Accuracy on the test set: 72.50%


## Final Task

### Subtask:
Summarize the completed task, confirming that the PyTorch notebook for German Credit binary classification has been created and evaluated according to the specified requirements.


## Summary:

### Q&A
The final test accuracy achieved by the Multi-Layer Perceptron (MLP) model was 72.50%.

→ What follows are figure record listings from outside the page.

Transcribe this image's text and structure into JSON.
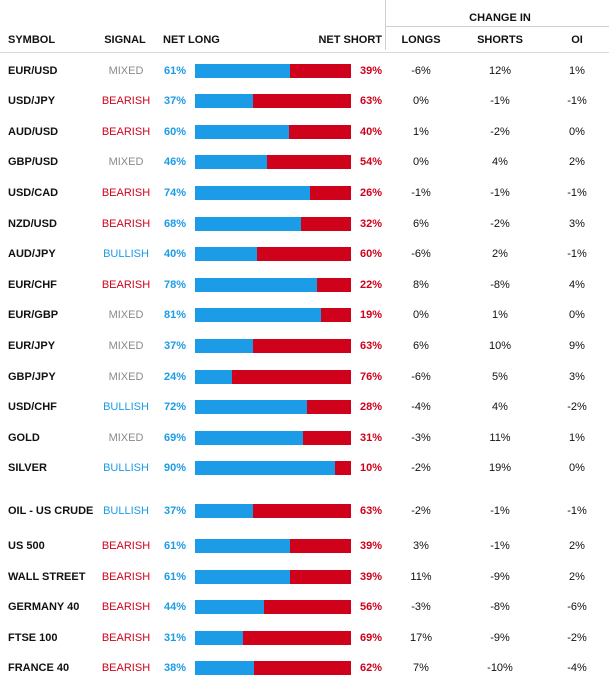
{
  "header": {
    "symbol": "SYMBOL",
    "signal": "SIGNAL",
    "net_long": "NET LONG",
    "net_short": "NET SHORT",
    "change_in": "CHANGE IN",
    "longs": "LONGS",
    "shorts": "SHORTS",
    "oi": "OI"
  },
  "colors": {
    "long": "#1c9be6",
    "short": "#d0021b",
    "mixed": "#8a8a8a"
  },
  "rows": [
    {
      "symbol": "EUR/USD",
      "signal": "MIXED",
      "net_long": "61%",
      "net_short": "39%",
      "longs": "-6%",
      "shorts": "12%",
      "oi": "1%"
    },
    {
      "symbol": "USD/JPY",
      "signal": "BEARISH",
      "net_long": "37%",
      "net_short": "63%",
      "longs": "0%",
      "shorts": "-1%",
      "oi": "-1%"
    },
    {
      "symbol": "AUD/USD",
      "signal": "BEARISH",
      "net_long": "60%",
      "net_short": "40%",
      "longs": "1%",
      "shorts": "-2%",
      "oi": "0%"
    },
    {
      "symbol": "GBP/USD",
      "signal": "MIXED",
      "net_long": "46%",
      "net_short": "54%",
      "longs": "0%",
      "shorts": "4%",
      "oi": "2%"
    },
    {
      "symbol": "USD/CAD",
      "signal": "BEARISH",
      "net_long": "74%",
      "net_short": "26%",
      "longs": "-1%",
      "shorts": "-1%",
      "oi": "-1%"
    },
    {
      "symbol": "NZD/USD",
      "signal": "BEARISH",
      "net_long": "68%",
      "net_short": "32%",
      "longs": "6%",
      "shorts": "-2%",
      "oi": "3%"
    },
    {
      "symbol": "AUD/JPY",
      "signal": "BULLISH",
      "net_long": "40%",
      "net_short": "60%",
      "longs": "-6%",
      "shorts": "2%",
      "oi": "-1%"
    },
    {
      "symbol": "EUR/CHF",
      "signal": "BEARISH",
      "net_long": "78%",
      "net_short": "22%",
      "longs": "8%",
      "shorts": "-8%",
      "oi": "4%"
    },
    {
      "symbol": "EUR/GBP",
      "signal": "MIXED",
      "net_long": "81%",
      "net_short": "19%",
      "longs": "0%",
      "shorts": "1%",
      "oi": "0%"
    },
    {
      "symbol": "EUR/JPY",
      "signal": "MIXED",
      "net_long": "37%",
      "net_short": "63%",
      "longs": "6%",
      "shorts": "10%",
      "oi": "9%"
    },
    {
      "symbol": "GBP/JPY",
      "signal": "MIXED",
      "net_long": "24%",
      "net_short": "76%",
      "longs": "-6%",
      "shorts": "5%",
      "oi": "3%"
    },
    {
      "symbol": "USD/CHF",
      "signal": "BULLISH",
      "net_long": "72%",
      "net_short": "28%",
      "longs": "-4%",
      "shorts": "4%",
      "oi": "-2%"
    },
    {
      "symbol": "GOLD",
      "signal": "MIXED",
      "net_long": "69%",
      "net_short": "31%",
      "longs": "-3%",
      "shorts": "11%",
      "oi": "1%"
    },
    {
      "symbol": "SILVER",
      "signal": "BULLISH",
      "net_long": "90%",
      "net_short": "10%",
      "longs": "-2%",
      "shorts": "19%",
      "oi": "0%"
    },
    {
      "symbol": "OIL - US CRUDE",
      "signal": "BULLISH",
      "net_long": "37%",
      "net_short": "63%",
      "longs": "-2%",
      "shorts": "-1%",
      "oi": "-1%"
    },
    {
      "symbol": "US 500",
      "signal": "BEARISH",
      "net_long": "61%",
      "net_short": "39%",
      "longs": "3%",
      "shorts": "-1%",
      "oi": "2%"
    },
    {
      "symbol": "WALL STREET",
      "signal": "BEARISH",
      "net_long": "61%",
      "net_short": "39%",
      "longs": "11%",
      "shorts": "-9%",
      "oi": "2%"
    },
    {
      "symbol": "GERMANY 40",
      "signal": "BEARISH",
      "net_long": "44%",
      "net_short": "56%",
      "longs": "-3%",
      "shorts": "-8%",
      "oi": "-6%"
    },
    {
      "symbol": "FTSE 100",
      "signal": "BEARISH",
      "net_long": "31%",
      "net_short": "69%",
      "longs": "17%",
      "shorts": "-9%",
      "oi": "-2%"
    },
    {
      "symbol": "FRANCE 40",
      "signal": "BEARISH",
      "net_long": "38%",
      "net_short": "62%",
      "longs": "7%",
      "shorts": "-10%",
      "oi": "-4%"
    }
  ]
}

### Data Analysis Key Findings
*   **Data Acquisition and Preparation**: The German Credit dataset, containing 1000 entries, was successfully downloaded and loaded into a pandas DataFrame with 21 specified columns.
*   **Target Variable Preprocessing**: The 'creditability' target variable was remapped from $\{1, 2\}$ to $\{1, 0\}$ for binary classification compatibility.
*   **Feature Engineering**: Categorical features were identified and transformed using one-hot encoding, while numerical features were scaled using `StandardScaler` fitted on the training data. The dataset was split into training (800 samples) and testing (200 samples) sets.
*   **PyTorch Data Preparation**: Preprocessed data was successfully converted into PyTorch tensors and organized into `TensorDatasets` and `DataLoaders` with a batch size of 64, preparing it for batch-wise training.
*   **MLP Model Architecture**: A Multi-Layer Perceptron (MLP) model was defined with an input layer matching the 48 features, two hidden layers of 64 and 32 neurons respectively, both utilizing ReLU activation, and a final output layer with a Sigmoid activation for binary classification.
*   **Model Training Progress**: The MLP model was trained for 50 epochs using `nn.BCELoss` as the criterion and Adam optimizer with a learning rate of 0.001. The training loss consistently decreased from an average loss of approximately 0.5496 at Epoch 5 to 0.0971 at Epoch 50, indicating successful learning.
*   **Model Performance**: The trained model achieved an accuracy of 72.50% on the unseen test set.

### Insights or Next Steps
*   The current model achieves a reasonable baseline accuracy of 72.50%. Further optimization could involve hyperparameter tuning (e.g., learning rate, hidden layer sizes, batch size), exploring different activation functions, or regularization techniques to potentially improve performance.
*   Given that the dataset is for credit risk assessment, a deeper analysis of false positives and false negatives (confusion matrix, precision, recall, F1-score) would provide more critical insights into the model's decision-making and its implications for lending decisions.